Anyway, so I'm reading Historian on the Edge's essay, The Crisis of State, about W. Europe in the late classical/early Medieval period, not very far in, and he says two things which strike at my ignorance:

"...to call western polities after 600 'states' is to rob the word state of any analytical value."
Not states. The political entities we are dealing with in this period are not states--and that from a guy who seems to know his stuff.

"There will be a weak and a strong thesis to this paper. The weak thesis is that a crisis of the state occurred around 600; that changes took place which compelled a real shake up in the ways in which central and local power interacted, a critical moment which, whether or not it did, at least could have produced a breakdown of the state.
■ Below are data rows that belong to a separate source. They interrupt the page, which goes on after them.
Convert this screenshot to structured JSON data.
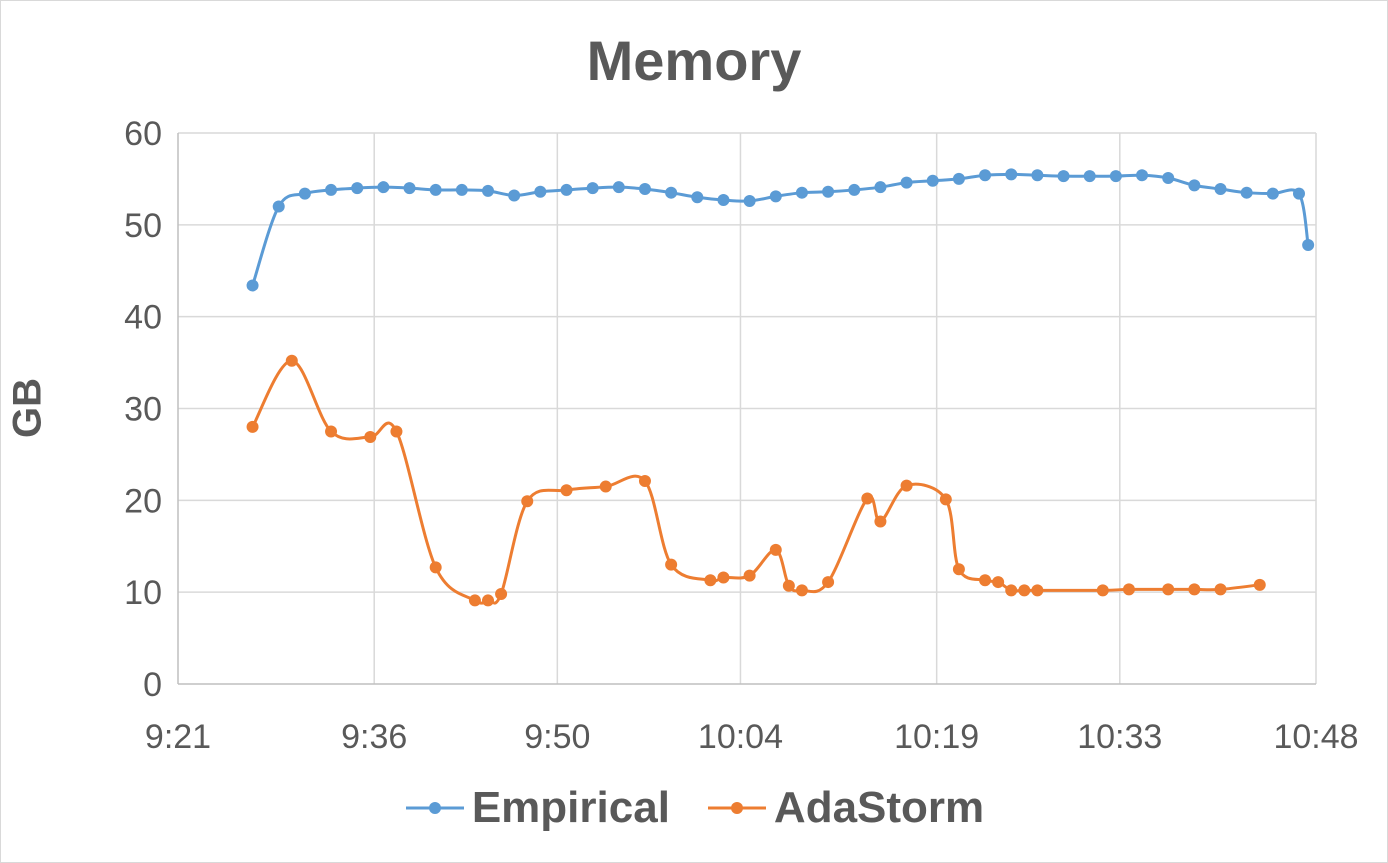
{
  "chart_data": {
    "type": "line",
    "title": "Memory",
    "xlabel": "",
    "ylabel": "GB",
    "xlim": [
      561,
      648
    ],
    "ylim": [
      0,
      60
    ],
    "yticks": [
      0,
      10,
      20,
      30,
      40,
      50,
      60
    ],
    "xticks": [
      {
        "value": 561,
        "label": "9:21"
      },
      {
        "value": 576,
        "label": "9:36"
      },
      {
        "value": 590,
        "label": "9:50"
      },
      {
        "value": 604,
        "label": "10:04"
      },
      {
        "value": 619,
        "label": "10:19"
      },
      {
        "value": 633,
        "label": "10:33"
      },
      {
        "value": 648,
        "label": "10:48"
      }
    ],
    "grid": true,
    "legend_position": "bottom",
    "series": [
      {
        "name": "Empirical",
        "color": "#5B9BD5",
        "x": [
          566.7,
          568.7,
          570.7,
          572.7,
          574.7,
          576.7,
          578.7,
          580.7,
          582.7,
          584.7,
          586.7,
          588.7,
          590.7,
          592.7,
          594.7,
          596.7,
          598.7,
          600.7,
          602.7,
          604.7,
          606.7,
          608.7,
          610.7,
          612.7,
          614.7,
          616.7,
          618.7,
          620.7,
          622.7,
          624.7,
          626.7,
          628.7,
          630.7,
          632.7,
          634.7,
          636.7,
          638.7,
          640.7,
          642.7,
          644.7,
          646.7,
          647.4
        ],
        "y": [
          43.4,
          52.0,
          53.4,
          53.8,
          54.0,
          54.1,
          54.0,
          53.8,
          53.8,
          53.7,
          53.2,
          53.6,
          53.8,
          54.0,
          54.1,
          53.9,
          53.5,
          53.0,
          52.7,
          52.6,
          53.1,
          53.5,
          53.6,
          53.8,
          54.1,
          54.6,
          54.8,
          55.0,
          55.4,
          55.5,
          55.4,
          55.3,
          55.3,
          55.3,
          55.4,
          55.1,
          54.3,
          53.9,
          53.5,
          53.4,
          53.4,
          47.8
        ]
      },
      {
        "name": "AdaStorm",
        "color": "#ED7D31",
        "x": [
          566.7,
          569.7,
          572.7,
          575.7,
          577.7,
          580.7,
          583.7,
          584.7,
          585.7,
          587.7,
          590.7,
          593.7,
          596.7,
          598.7,
          601.7,
          602.7,
          604.7,
          606.7,
          607.7,
          608.7,
          610.7,
          613.7,
          614.7,
          616.7,
          619.7,
          620.7,
          622.7,
          623.7,
          624.7,
          625.7,
          626.7,
          631.7,
          633.7,
          636.7,
          638.7,
          640.7,
          643.7
        ],
        "y": [
          28.0,
          35.2,
          27.5,
          26.9,
          27.5,
          12.7,
          9.1,
          9.1,
          9.8,
          19.9,
          21.1,
          21.5,
          22.1,
          13.0,
          11.3,
          11.6,
          11.8,
          14.6,
          10.7,
          10.2,
          11.1,
          20.2,
          17.7,
          21.6,
          20.1,
          12.5,
          11.3,
          11.1,
          10.2,
          10.2,
          10.2,
          10.2,
          10.3,
          10.3,
          10.3,
          10.3,
          10.8
        ]
      }
    ]
  }
}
A supplementary to the weak thesis is that these changes killed off the ‘Roman World’ that is still so visible in, say, 525-30.3 One might entitle this ‘weak thesis’ ‘the end of the late antique state in the West’. The ‘strong thesis’ is that the result of these changes was the end of political formations that can usefully be analysed as states in any way. With a slight but important change in the word order, the strong thesis can be entitled ‘the end of the state in the late antique West’.

"As a corollary, it is probably not surprising that government continued in recognisably Roman fashion. For all that we are used to conceiving of them as ‘Germanic’ kingdoms in this period, it is very difficult indeed to find much that can cogently be called Germanic or even barbarian. Certainly there were new elements in western rulership but these developed within a distinctively late imperial framework. It is worth remembering how new kingship was and the extent to which it was being made up by political actors as they went along. It may also be that even as late as the early sixth century it was not regarded as a permanent or even ideal solution to the problems thrown up by the fifth century, even by those occupying royal thrones."

Kingship was new.

Goodness. I'd never thought of it that way before. I mean, were there kings in the pre-classical era? Significant ones? Surely nothing on the scale of Queen Elisabeth I or Louie the XIV. I suppose most areas were governed by tribal chieftains, though some places (Ireland comes immediately to mind, having not been significantly influenced by Rome or the barbarian invasions,) had "high kings". What exactly makes one a king, and not a chief or a sultan or an emperor? Does the terminology matter, other than perhaps denoting something about the size of the territory under governance?